Despite what you might think given my experiences, I am
proud of my father. I suppose most would gauge that statement as more recognizable to how we collectively define patriotism, but it isn't. I am proud, but not for the reasons mainstream America has
been taught to be proud of her men and women in uniform. I appreciate being the daughter of a man who
remained true to his ideals of responsibility, commitment and loyalty, even
when forced to face the unimaginable.
I feel honored to belong to the bloodline of someone with the courage and
fortitude to take that first step onto a plane which would take him to a
foreign land where he might die because he
thought what he was doing was right. I
even see the value of being witness to his struggle to live some semblance of a
life after his return because it made the cost of hollow patriotism and war more poignant and starkly
genuine for me than any movie, book or television commercial could have.
Despite that - or maybe because of it, I also share the balance I feel we each owe the men and women of his ilk. But it doesn't
arise for the idea that they are fighting for me, my way of life, or God,
mother and country as I have been instructed by the classical definition of patriotism.
The debt I carry comes from what I owe another human being who has been
hurt, who has been battered and scared, who has watched hope, optimism and
faith die in front of them. It is the debt
created by being a member of the human tribe and I know it isn't paid by roasting
weenies and waving flags or buying red, white and blue paper plates.
As a nation we have turned 'patriotic' into garish comedies of consumerism,
lip-service, empty gestures and work-free revelries. We use it as a
synthetic excuse for copious amounts of posturing and braggadocio, tri-colored,
party favors and self-centered, over-indulgence. But patriotism is not a time to cut loose and get stupid.
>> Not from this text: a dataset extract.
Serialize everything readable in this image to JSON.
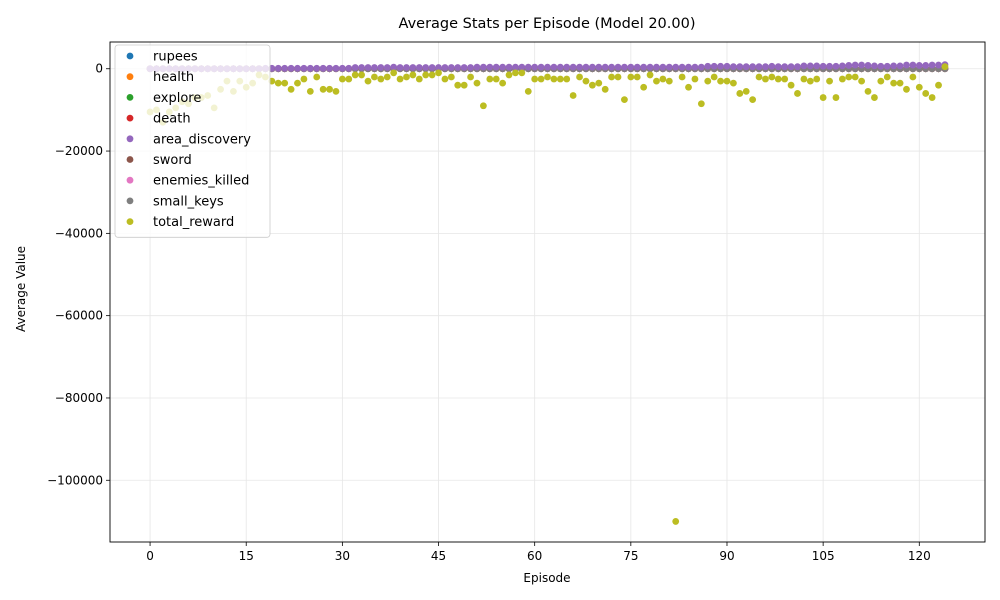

It's a heavy burden, a responsibility taken on by citizens which carries a profoundly steep price. Being
the daughter of a career
solider taught me this. War leaves a bloody streak on every soul it touches and no one
marches out of it unchanged. Active-duty service always ends in a dying of one sort or
another and if we could grasp the reality of that
as individuals, as a nation, then perhaps we wouldn't be so ridiculously thoughtless of the sacrifice of others.
In my mind, patriotism should have a vastly different flavor
than the one we have fashioned for it. First off, if we are so determined to make war, both overtly and covertly, the reality of it should be a part of our daily lives. It
should be about tending neglected, forgotten graves and burying the flag-draped coffins we're not supposed to think about on any day but the last Monday in May. It should be about helping the service-men and
women who move through our culture struggling to rejoin society and healing the soldiers who return suffering wounds, amputations and life-altering traumas. Instead of barbecue, beer and brats, it
should taste more like compassion, humility, accountability and respect for the fragility of human life.
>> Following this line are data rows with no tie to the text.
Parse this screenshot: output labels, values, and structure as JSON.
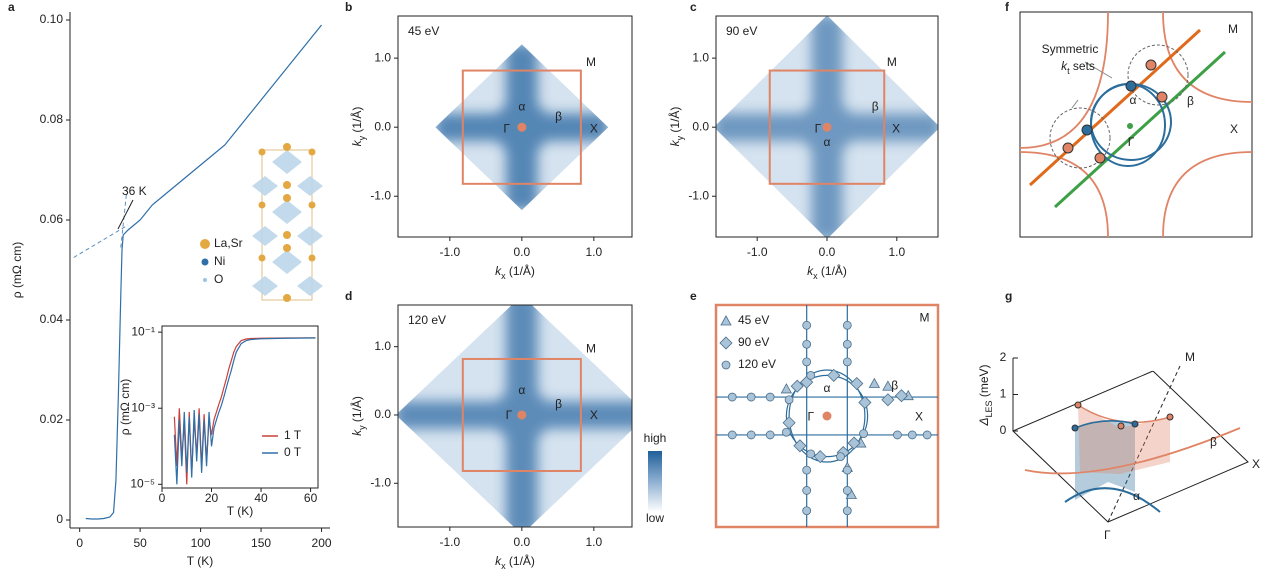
{
  "chart_data": [
    {
      "type": "line",
      "panel": "a",
      "xlabel": "T (K)",
      "ylabel": "ρ (mΩ cm)",
      "xlim": [
        -8,
        207
      ],
      "ylim": [
        -0.0016,
        0.1016
      ],
      "xticks": [
        0,
        50,
        100,
        150,
        200
      ],
      "yticks": [
        0,
        0.02,
        0.04,
        0.06,
        0.08,
        {
          "value": 0.1,
          "label": "0.10"
        }
      ],
      "x": [
        5,
        10,
        15,
        20,
        25,
        28,
        30,
        32,
        34,
        35,
        36,
        40,
        50,
        60,
        70,
        80,
        90,
        100,
        110,
        120,
        130,
        140,
        150,
        160,
        170,
        180,
        190,
        200
      ],
      "series": [
        {
          "color": "#2f6fa8",
          "values": [
            0.0003,
            0.0002,
            0.0002,
            0.0003,
            0.0006,
            0.0015,
            0.008,
            0.025,
            0.045,
            0.054,
            0.057,
            0.058,
            0.06,
            0.063,
            0.065,
            0.067,
            0.069,
            0.071,
            0.073,
            0.075,
            0.078,
            0.081,
            0.084,
            0.087,
            0.09,
            0.093,
            0.096,
            0.099
          ]
        }
      ],
      "fits": [
        {
          "x": [
            -5,
            40
          ],
          "values": [
            0.0525,
            0.059
          ]
        },
        {
          "x": [
            34,
            39
          ],
          "values": [
            0.0545,
            0.066
          ]
        }
      ],
      "annotation": "36 K",
      "legend_items": [
        "La,Sr",
        "Ni",
        "O"
      ]
    },
    {
      "type": "line",
      "xlabel": "T (K)",
      "ylabel": "ρ (mΩ cm)",
      "ylog": true,
      "xlim": [
        0,
        63
      ],
      "ylim": [
        8e-06,
        0.145
      ],
      "xticks": [
        0,
        20,
        40,
        60
      ],
      "yticks": [
        {
          "value": 1e-05,
          "label": "10⁻⁵"
        },
        {
          "value": 0.001,
          "label": "10⁻³"
        },
        {
          "value": 0.1,
          "label": "10⁻¹"
        }
      ],
      "x": [
        5,
        6,
        7,
        8,
        9,
        10,
        11,
        12,
        13,
        14,
        15,
        16,
        17,
        18,
        19,
        20,
        21,
        22,
        23,
        24,
        25,
        26,
        27,
        28,
        29,
        30,
        32,
        34,
        36,
        40,
        50,
        60,
        62
      ],
      "series": [
        {
          "name": "1 T",
          "color": "#c8403c",
          "values": [
            0.0006,
            3e-05,
            0.001,
            5e-05,
            0.0004,
            1e-05,
            0.0008,
            2e-05,
            0.0005,
            6e-05,
            0.001,
            3e-05,
            0.0007,
            4e-05,
            0.0005,
            0.0002,
            0.0005,
            0.0008,
            0.0013,
            0.002,
            0.0035,
            0.006,
            0.011,
            0.018,
            0.03,
            0.042,
            0.06,
            0.066,
            0.068,
            0.069,
            0.07,
            0.071,
            0.071
          ]
        },
        {
          "name": "0 T",
          "color": "#2f6fa8",
          "values": [
            0.0002,
            1e-05,
            0.0005,
            3e-05,
            0.0008,
            2e-05,
            0.0006,
            1.5e-05,
            0.0009,
            4e-05,
            0.0007,
            2e-05,
            0.0005,
            3e-05,
            0.0008,
            0.0001,
            0.0003,
            0.0005,
            0.0008,
            0.0012,
            0.002,
            0.0035,
            0.006,
            0.01,
            0.018,
            0.03,
            0.05,
            0.06,
            0.064,
            0.067,
            0.069,
            0.07,
            0.07
          ]
        }
      ]
    },
    {
      "type": "heatmap",
      "panel": "b",
      "energy": "45 eV",
      "xlabel": [
        "k",
        "x",
        " (1/Å)"
      ],
      "ylabel": [
        "k",
        "y",
        " (1/Å)"
      ],
      "xlim": [
        -1.72,
        1.53
      ],
      "ylim": [
        -1.59,
        1.61
      ],
      "xticks": [
        {
          "value": -1,
          "label": "-1.0"
        },
        {
          "value": 0,
          "label": "0.0"
        },
        {
          "value": 1,
          "label": "1.0"
        }
      ],
      "yticks": [
        {
          "value": -1,
          "label": "-1.0"
        },
        {
          "value": 0,
          "label": "0.0"
        },
        {
          "value": 1,
          "label": "1.0"
        }
      ],
      "zone": 0.82,
      "labels": [
        "M",
        "α",
        "β",
        "Γ",
        "X"
      ]
    },
    {
      "type": "heatmap",
      "panel": "c",
      "energy": "90 eV",
      "xlabel": [
        "k",
        "x",
        " (1/Å)"
      ],
      "ylabel": [
        "k",
        "y",
        " (1/Å)"
      ],
      "xlim": [
        -1.59,
        1.59
      ],
      "ylim": [
        -1.59,
        1.61
      ],
      "xticks": [
        {
          "value": -1,
          "label": "-1.0"
        },
        {
          "value": 0,
          "label": "0.0"
        },
        {
          "value": 1,
          "label": "1.0"
        }
      ],
      "yticks": [
        {
          "value": -1,
          "label": "-1.0"
        },
        {
          "value": 0,
          "label": "0.0"
        },
        {
          "value": 1,
          "label": "1.0"
        }
      ],
      "zone": 0.82,
      "labels": [
        "M",
        "β",
        "Γ",
        "X",
        "α"
      ]
    },
    {
      "type": "heatmap",
      "panel": "d",
      "energy": "120 eV",
      "xlabel": [
        "k",
        "x",
        " (1/Å)"
      ],
      "ylabel": [
        "k",
        "y",
        " (1/Å)"
      ],
      "xlim": [
        -1.72,
        1.53
      ],
      "ylim": [
        -1.64,
        1.61
      ],
      "xticks": [
        {
          "value": -1,
          "label": "-1.0"
        },
        {
          "value": 0,
          "label": "0.0"
        },
        {
          "value": 1,
          "label": "1.0"
        }
      ],
      "yticks": [
        {
          "value": -1,
          "label": "-1.0"
        },
        {
          "value": 0,
          "label": "0.0"
        },
        {
          "value": 1,
          "label": "1.0"
        }
      ],
      "zone": 0.82,
      "labels": [
        "M",
        "α",
        "β",
        "Γ",
        "X"
      ],
      "colorbar_labels": [
        "high",
        "low"
      ]
    },
    {
      "type": "scatter",
      "panel": "e",
      "xlim": [
        -0.82,
        0.82
      ],
      "ylim": [
        -0.82,
        0.82
      ],
      "frame_color": "#e08466",
      "labels": [
        "M",
        "α",
        "β",
        "Γ",
        "X"
      ],
      "series": [
        {
          "name": "45 eV",
          "marker": "triangle",
          "color": "#a9c3d8",
          "x": [
            0.35,
            0.45,
            0.6,
            -0.3,
            0.15,
            0.18,
            0.25
          ],
          "values": [
            0.24,
            0.22,
            0.15,
            0.2,
            -0.38,
            -0.58,
            -0.2
          ]
        },
        {
          "name": "90 eV",
          "marker": "diamond",
          "color": "#a9c3d8",
          "x": [
            -0.22,
            0.22,
            0.28,
            -0.28,
            -0.2,
            0.2,
            0.05,
            -0.05,
            0.45,
            0.55,
            -0.15,
            0.12
          ],
          "values": [
            0.22,
            0.24,
            0.1,
            -0.05,
            -0.22,
            -0.2,
            0.3,
            -0.3,
            0.12,
            0.15,
            0.25,
            -0.27
          ]
        },
        {
          "name": "120 eV",
          "marker": "circle",
          "color": "#a9c3d8",
          "x": [
            -0.15,
            0.15,
            -0.15,
            0.15,
            -0.15,
            0.15,
            -0.15,
            0.15,
            -0.15,
            0.15,
            -0.15,
            0.15,
            -0.7,
            -0.56,
            -0.42,
            -0.7,
            -0.56,
            -0.42,
            0.52,
            0.63,
            0.74,
            -0.28,
            -0.3,
            0.27,
            -0.12,
            0.1,
            -0.12
          ],
          "values": [
            0.67,
            0.67,
            0.53,
            0.53,
            0.4,
            0.4,
            -0.4,
            -0.4,
            -0.55,
            -0.55,
            -0.7,
            -0.7,
            0.14,
            0.14,
            0.14,
            -0.14,
            -0.14,
            -0.14,
            -0.14,
            -0.14,
            -0.14,
            0.12,
            -0.12,
            -0.13,
            0.3,
            -0.3,
            -0.28
          ]
        }
      ]
    }
  ],
  "panel_f": {
    "panel": "f",
    "symmetric_label": {
      "line1": "Symmetric",
      "line2": [
        "k",
        "t",
        " sets"
      ]
    },
    "labels": [
      "M",
      "α",
      "β",
      "Γ",
      "X"
    ]
  },
  "panel_g": {
    "panel": "g",
    "zlabel": [
      "Δ",
      "LES",
      " (meV)"
    ],
    "zticks": [
      0,
      1,
      2
    ],
    "labels": [
      "M",
      "X",
      "Γ",
      "α",
      "β"
    ]
  }
}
For me, patriotism came at a very steep cost; shouldering pain born from sacrifice. Meeting that debt can only be found in aiding those who come home wounded: emotionally, physically, and
psychologically. In giving up the funds, housing our disenfranchised,
homeless veterans and fighting for legislation to care
for those our politicians have so impersonally used and neglected. It's
paid by showing compassion for the families and loved ones left behind with whatever help you can give. It is holding
our politicians responsible for approaching foreign affairs like an
endless game of Risk®, demanding transparency from our Government, and
agreeing to making sacrifice in the name of conflict ONLY when we agree
there is no other way to protect our homes, our families and our lives.